Sociology majors develop skills in the methods of social research and cultural interpretation. These include: cross-cultural comparative analysis, interview/survey research, ethnography, and participant-observation. Putting these methods to use, our majors have contributed to the quality of community life through such projects as:
- interviewing and, for a day, shadowing an obstetrical nurse on a hospital obstetrics unit
- working with the elderly at a nearby retirement center
- surveying GC graduates about the impact of GC’s Study-Service Term on later experiences
- surveying opinions on peace and justice issues
- working with a local community development agency on evaluating development efforts in a local low-income neighborhood
- studying jail overcrowding
- evaluating programs for high school age mothers
- updating census information about a low-income neighborhood for a civil rights agency
- studying gender differences in sports
- working with tenants and housing codes to improve living conditions for low-income families
- evaluating court operations for a county judge and working with victim-offender programs
Gaining urban life experience
Some GC students choose “Urban Diversity” at the Chicago Center. Initiated in 1968, the Chicago Center is located in an integrated community near Hyde Park and the University of Chicago. For a term, students might survey volunteers in homeless shelters, promote college enrollment or economic development or get involved in AIDS-education.
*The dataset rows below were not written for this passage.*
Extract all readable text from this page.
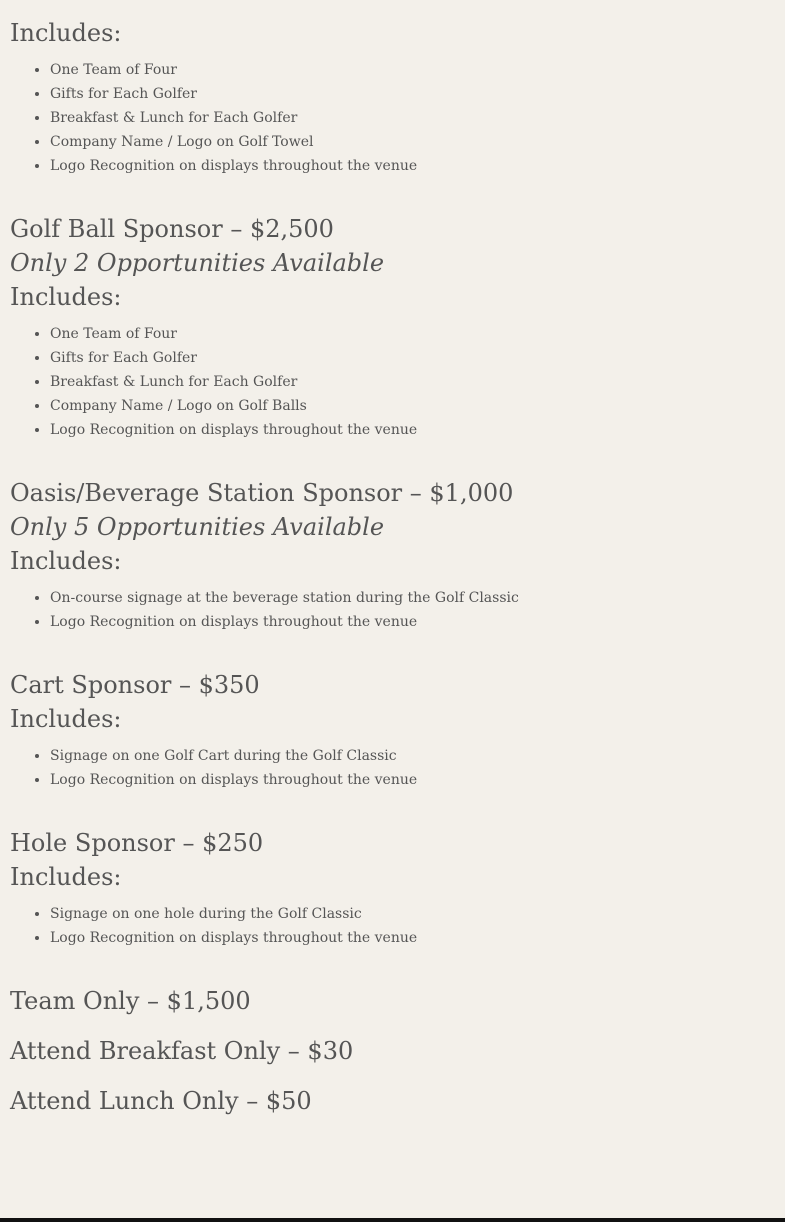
Includes:
• One Team of Four
• Gifts for Each Golfer
• Breakfast & Lunch for Each Golfer
• Company Name / Logo on Golf Towel
• Logo Recognition on displays throughout the venue
Golf Ball Sponsor – $2,500
Only 2 Opportunities Available
Includes:
• One Team of Four
• Gifts for Each Golfer
• Breakfast & Lunch for Each Golfer
• Company Name / Logo on Golf Balls
• Logo Recognition on displays throughout the venue
Oasis/Beverage Station Sponsor – $1,000
Only 5 Opportunities Available
Includes:
• On-course signage at the beverage station during the Golf Classic
• Logo Recognition on displays throughout the venue
Cart Sponsor – $350
Includes:
• Signage on one Golf Cart during the Golf Classic
• Logo Recognition on displays throughout the venue
Hole Sponsor – $250
Includes:
• Signage on one hole during the Golf Classic
• Logo Recognition on displays throughout the venue
Team Only – $1,500
Attend Breakfast Only – $30
Attend Lunch Only – $50
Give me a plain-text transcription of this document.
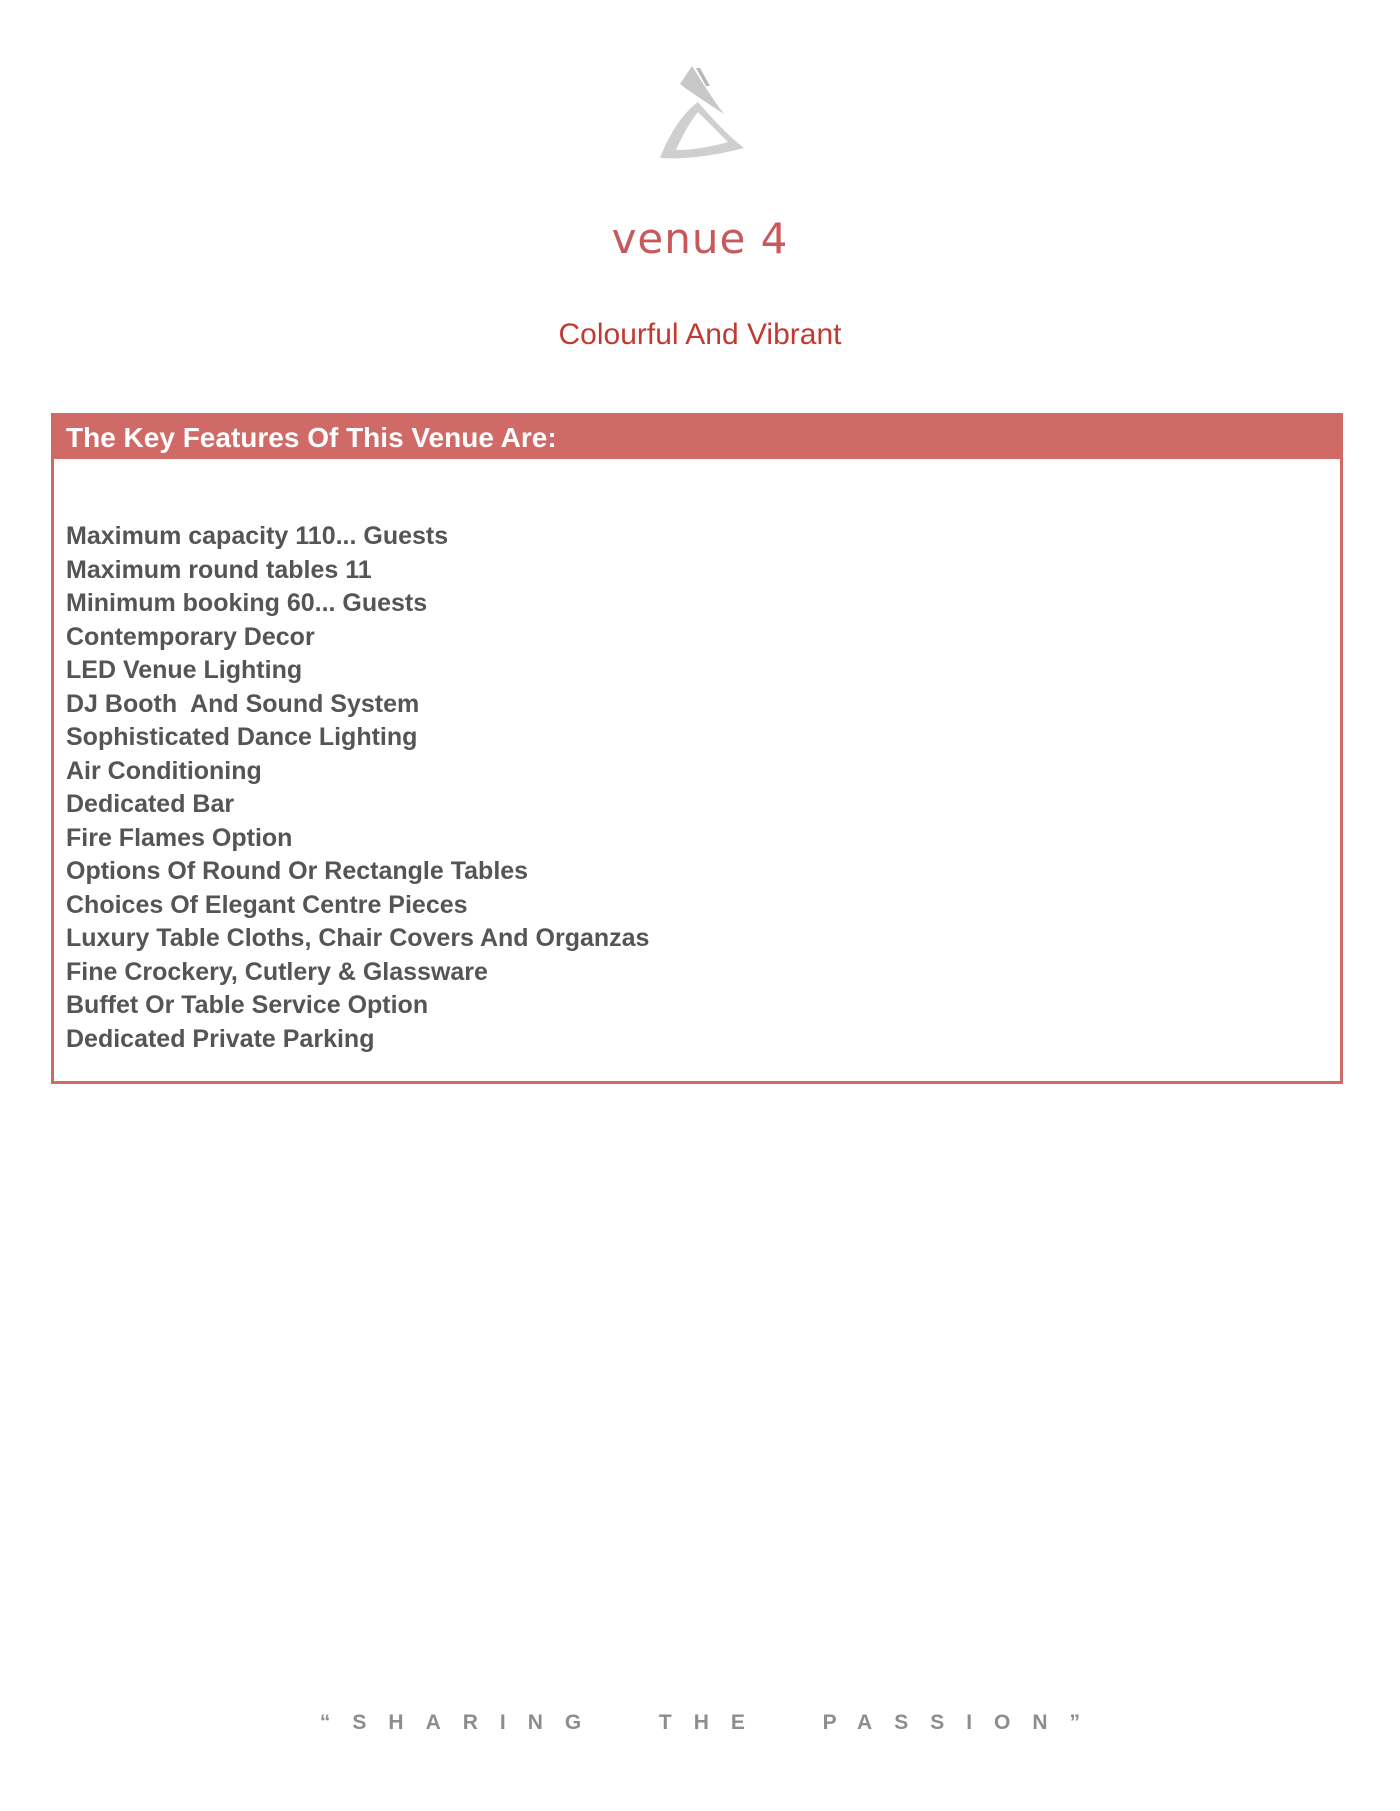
venue 4
Colourful And Vibrant
The Key Features Of This Venue Are:
Maximum capacity 110... Guests
Maximum round tables 11
Minimum booking 60... Guests
Contemporary Decor
LED Venue Lighting
DJ Booth  And Sound System
Sophisticated Dance Lighting
Air Conditioning
Dedicated Bar
Fire Flames Option
Options Of Round Or Rectangle Tables
Choices Of Elegant Centre Pieces
Luxury Table Cloths, Chair Covers And Organzas
Fine Crockery, Cutlery & Glassware
Buffet Or Table Service Option
Dedicated Private Parking
“SHARING  THE  PASSION”
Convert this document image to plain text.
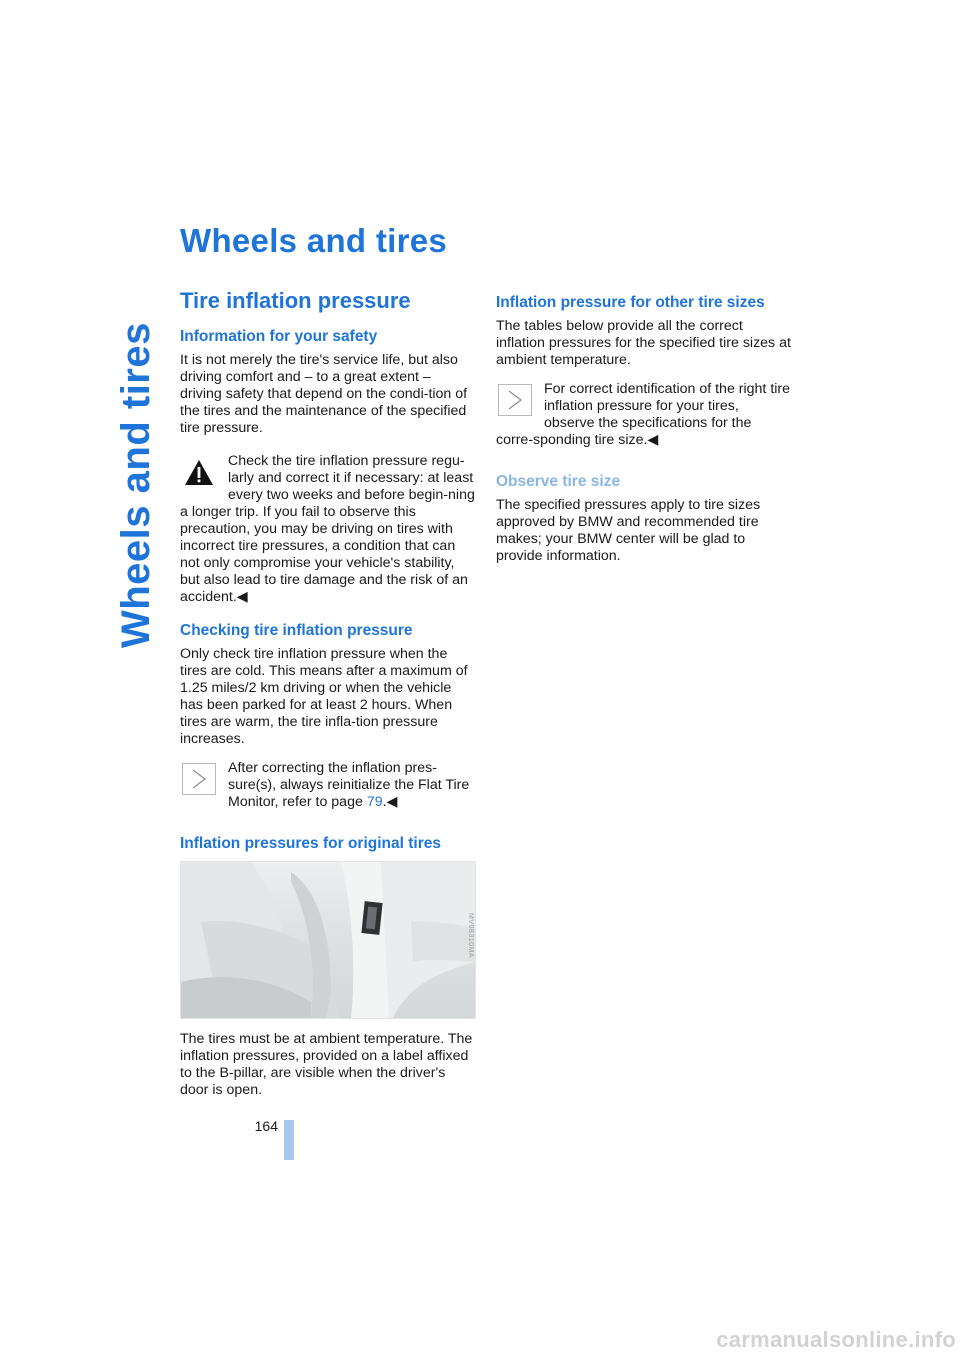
Wheels and tires
Wheels and tires
Tire inflation pressure
Information for your safety

It is not merely the tire's service life, but also driving comfort and – to a great extent – driving safety that depend on the condi-tion of the tires and the maintenance of the specified tire pressure.

Check the tire inflation pressure regu-larly and correct it if necessary: at least every two weeks and before begin-ning a longer trip. If you fail to observe this precaution, you may be driving on tires with incorrect tire pressures, a condition that can not only compromise your vehicle's stability, but also lead to tire damage and the risk of an accident.◀

Checking tire inflation pressure

Only check tire inflation pressure when the tires are cold. This means after a maximum of 1.25 miles/2 km driving or when the vehicle has been parked for at least 2 hours. When tires are warm, the tire infla-tion pressure increases.

After correcting the inflation pres-sure(s), always reinitialize the Flat Tire Monitor, refer to page 79.◀

Inflation pressures for original tires
MV08310MA

The tires must be at ambient temperature. The inflation pressures, provided on a label affixed to the B-pillar, are visible when the driver's door is open.

Inflation pressure for other tire sizes

The tables below provide all the correct inflation pressures for the specified tire sizes at ambient temperature.

For correct identification of the right tire inflation pressure for your tires, observe the specifications for the corre-sponding tire size.◀

Observe tire size

The specified pressures apply to tire sizes approved by BMW and recommended tire makes; your BMW center will be glad to provide information.

164
carmanualsonline.info
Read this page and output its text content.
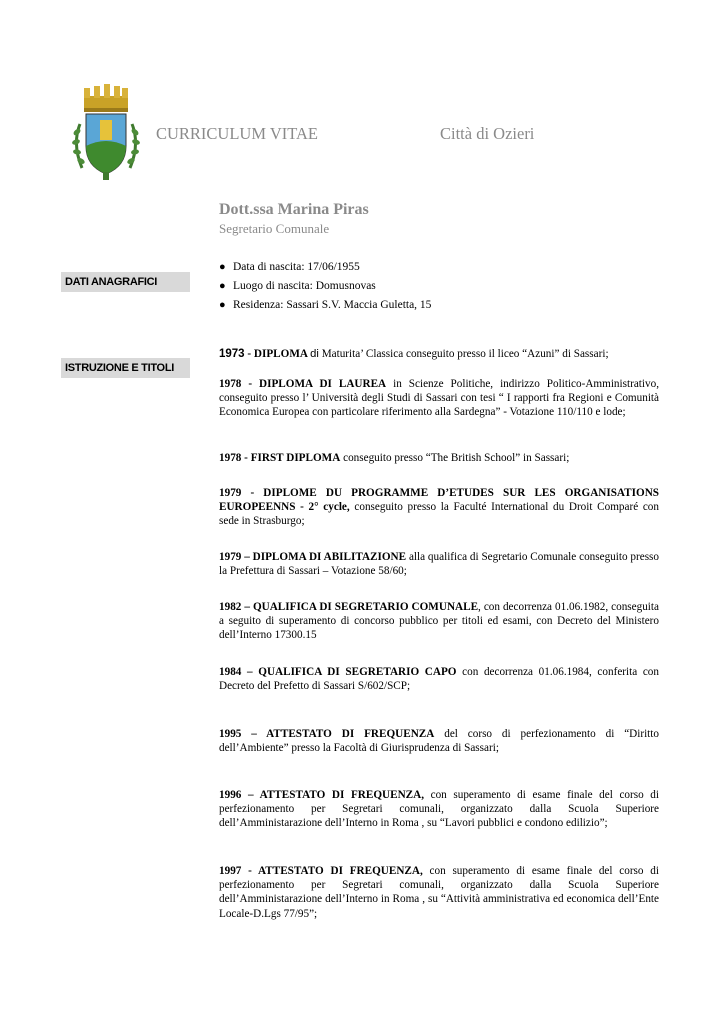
CURRICULUM VITAE	Città di Ozieri
Dott.ssa Marina Piras
Segretario Comunale
DATI ANAGRAFICI
● Data di nascita: 17/06/1955
● Luogo di nascita: Domusnovas
● Residenza: Sassari S.V. Maccia Guletta, 15
ISTRUZIONE E TITOLI
1973 - DIPLOMA di Maturita’ Classica conseguito presso il liceo “Azuni” di Sassari;
1978 - DIPLOMA DI LAUREA in Scienze Politiche, indirizzo Politico-Amministrativo, conseguito presso l’ Università degli Studi di Sassari con tesi “ I rapporti fra Regioni e Comunità Economica Europea con particolare riferimento alla Sardegna” - Votazione 110/110 e lode;
1978 - FIRST DIPLOMA conseguito presso “The British School” in Sassari;
1979 - DIPLOME DU PROGRAMME D’ETUDES SUR LES ORGANISATIONS EUROPEENNS - 2° cycle, conseguito presso la Faculté International du Droit Comparé con sede in Strasburgo;
1979 – DIPLOMA DI ABILITAZIONE alla qualifica di Segretario Comunale conseguito presso la Prefettura di Sassari – Votazione 58/60;
1982 – QUALIFICA DI SEGRETARIO COMUNALE, con decorrenza 01.06.1982, conseguita a seguito di superamento di concorso pubblico per titoli ed esami, con Decreto del Ministero dell’Interno 17300.15
1984 – QUALIFICA DI SEGRETARIO CAPO con decorrenza 01.06.1984, conferita con Decreto del Prefetto di Sassari S/602/SCP;
1995 – ATTESTATO DI FREQUENZA del corso di perfezionamento di “Diritto dell’Ambiente” presso la Facoltà di Giurisprudenza di Sassari;
1996 – ATTESTATO DI FREQUENZA, con superamento di esame finale del corso di perfezionamento per Segretari comunali, organizzato dalla Scuola Superiore dell’Amministarazione dell’Interno in Roma , su “Lavori pubblici e condono edilizio”;
1997 - ATTESTATO DI FREQUENZA, con superamento di esame finale del corso di perfezionamento per Segretari comunali, organizzato dalla Scuola Superiore dell’Amministarazione dell’Interno in Roma , su “Attività amministrativa ed economica dell’Ente Locale-D.Lgs 77/95”;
One GC Sociology major helped organize a United Nations-sponsored international conference on the African country of Namibia.
GC sociology majors have also opted for off-campus study in similar programs elsewhere such as the Washington Community Scholars’s Center in Washington, D.C., or the CASAS program in Guatemala City, Guatemala.
GC sociology students are well prepared for graduate programs; two recent majors won awards for excellence in teaching undergraduates while doing graduate work at a major university.
GC students who plan to teach social studies in high school can elect sociology as their primary field. Today’s schools need strong teachers who understand social life and culture and can challenge their students to make the world a better place.
Specializing in public policy research or community development
Because public policy research and community development are applied fields closely related to sociology and anthropology, Sociology majors lay the groundwork for graduate study in careers that develop and evaluate programs of social assistance and improve public and community life either at home or abroad.